Venezuelan President Hugo Chavez has accused the opposition of trying to derail Sunday's congressional election.
Mr Chavez is a vocal critic of the US
Three parties pulled out of the poll on Tuesday, accusing the electoral body of favouring pro-government candidates.
Mr Chavez said the opposition was plotting with the US to destabilise the country, but it denied the allegation.
Venezuelans will vote for an expanded 167-seat congress, where supporters of the president have a majority.
The government has vowed to increase its majority to two-thirds, which would allow it to pass constitutional reforms that opposition leaders strongly oppose.
Mr Chavez again accused political rivals of receiving US financial backing, a claim Washington and opposition leaders have denied.
"They should accept the truth that they have no public. It is an attempt at political sabotage," Mr Chavez said.
But Henry Ramos, chief of the main opposition party Democratic Action, said his only concern was that fairness was not ensured in the congressional election.
"We do not sit on the US ambassador's lap," he said.
On Tuesday, Mr Ramos said Democratic Action was demanding a suspension of the elections until equal conditions existed for parties.
He told a news conference that his party had detected software "irregularities" in the electronic voting machines.
Mr Ramos also cited lack of access to official voting lists and "deep" mistrust of the National Election Council (CNE), most of whose members are in the ruling party.
The authorities had removed fingerprint machines at polling stations earlier this week, after opposition leaders said the identification system threatened voter confidentiality.
But the concession failed to assuage some opposition parties.
Project Venezuela and the Social Christian party said they too were withdrawing and called for a suspension.

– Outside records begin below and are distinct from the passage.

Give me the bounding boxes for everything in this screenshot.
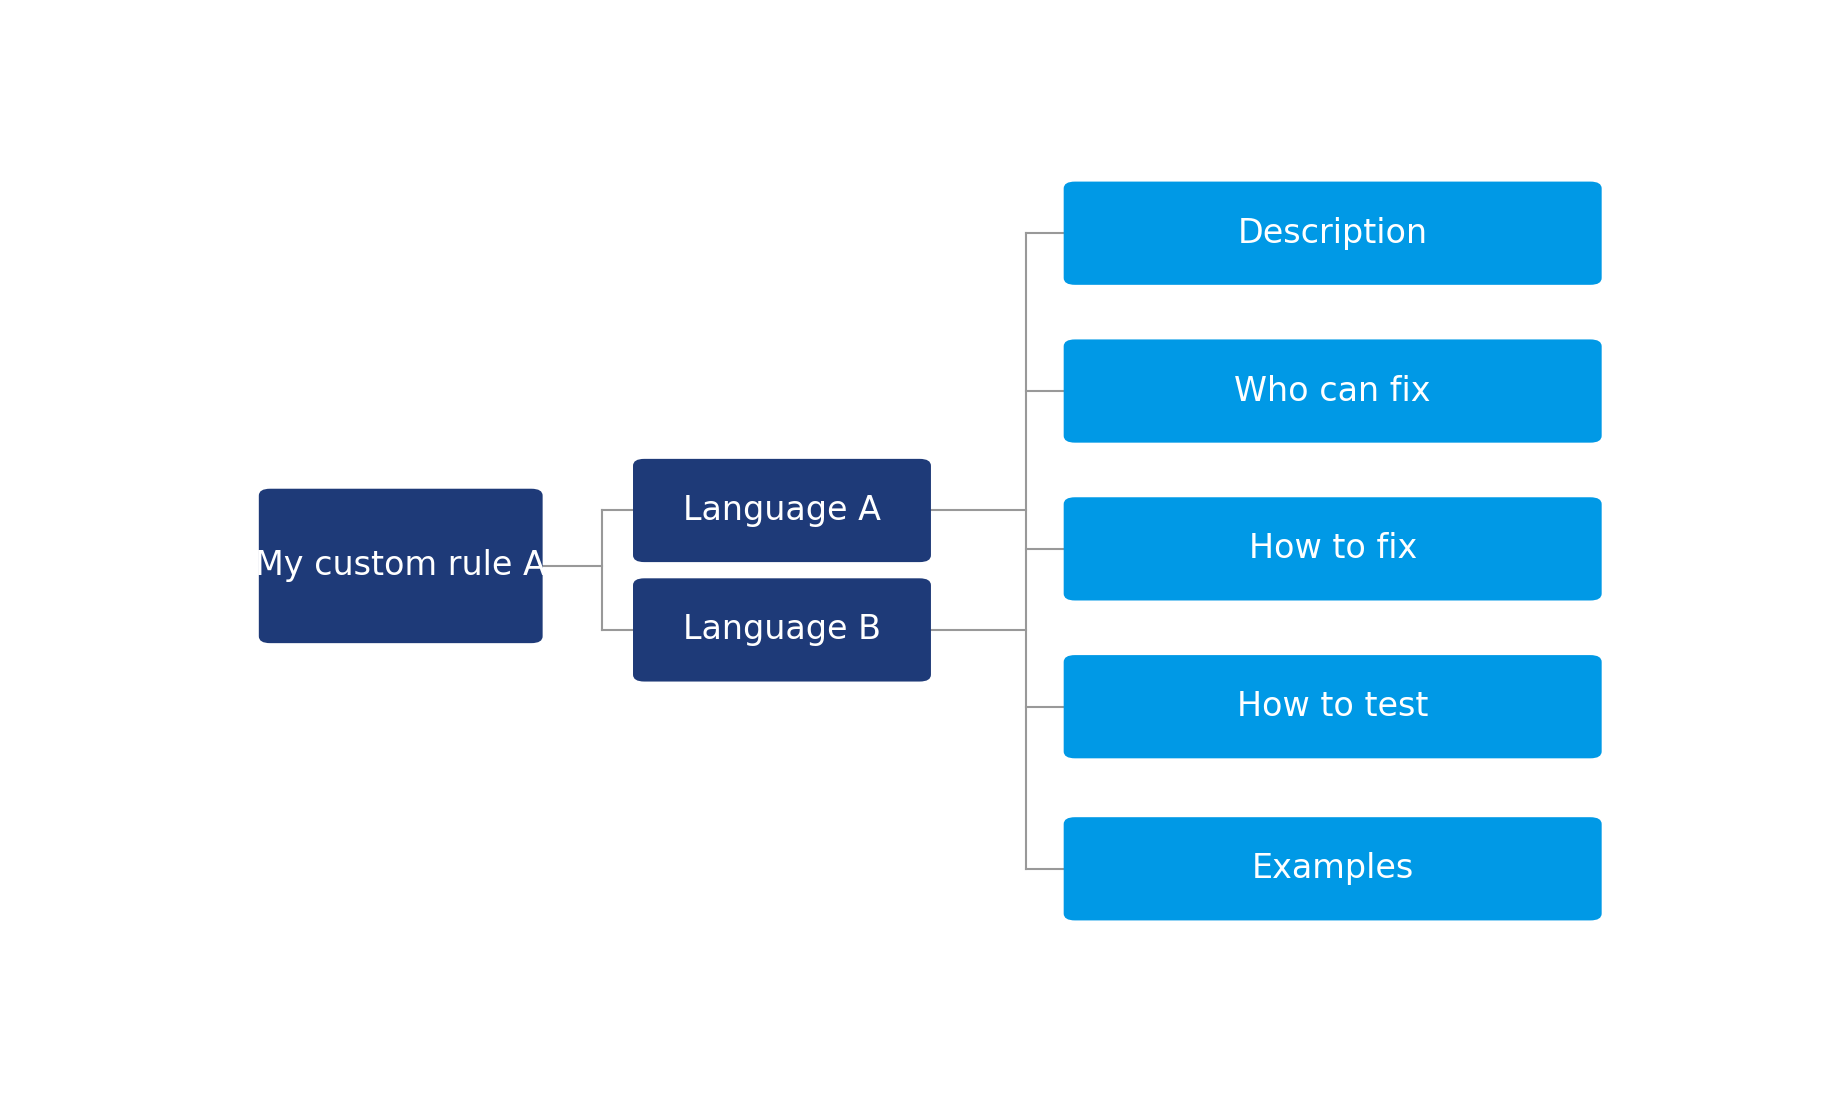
Text: My custom rule A: My custom rule A: [255, 550, 547, 583]
FancyBboxPatch shape: [632, 578, 931, 681]
Text: How to test: How to test: [1237, 690, 1428, 724]
Text: Who can fix: Who can fix: [1235, 375, 1430, 408]
FancyBboxPatch shape: [1064, 497, 1602, 601]
Text: Examples: Examples: [1252, 852, 1414, 885]
FancyBboxPatch shape: [1064, 818, 1602, 921]
Text: Language B: Language B: [683, 614, 882, 646]
FancyBboxPatch shape: [1064, 182, 1602, 285]
FancyBboxPatch shape: [632, 459, 931, 562]
Text: Language A: Language A: [683, 494, 882, 527]
FancyBboxPatch shape: [1064, 655, 1602, 758]
FancyBboxPatch shape: [1064, 339, 1602, 443]
Text: Description: Description: [1237, 217, 1428, 249]
FancyBboxPatch shape: [259, 489, 543, 643]
Text: How to fix: How to fix: [1248, 532, 1418, 565]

The BBC correspondent in Caracas, Greg Morsbach, says that despite the boycott, four other opposition parties are still committed to taking part.
He adds that divisions within the opposition are likely to contribute to a landslide government victory, which would give President Chavez complete control of congress.
Members of the electoral council have repeatedly denied accusations of a pro-government bias.
The poll on Sunday will be overseen by observers from the Organization of American States and the European Union.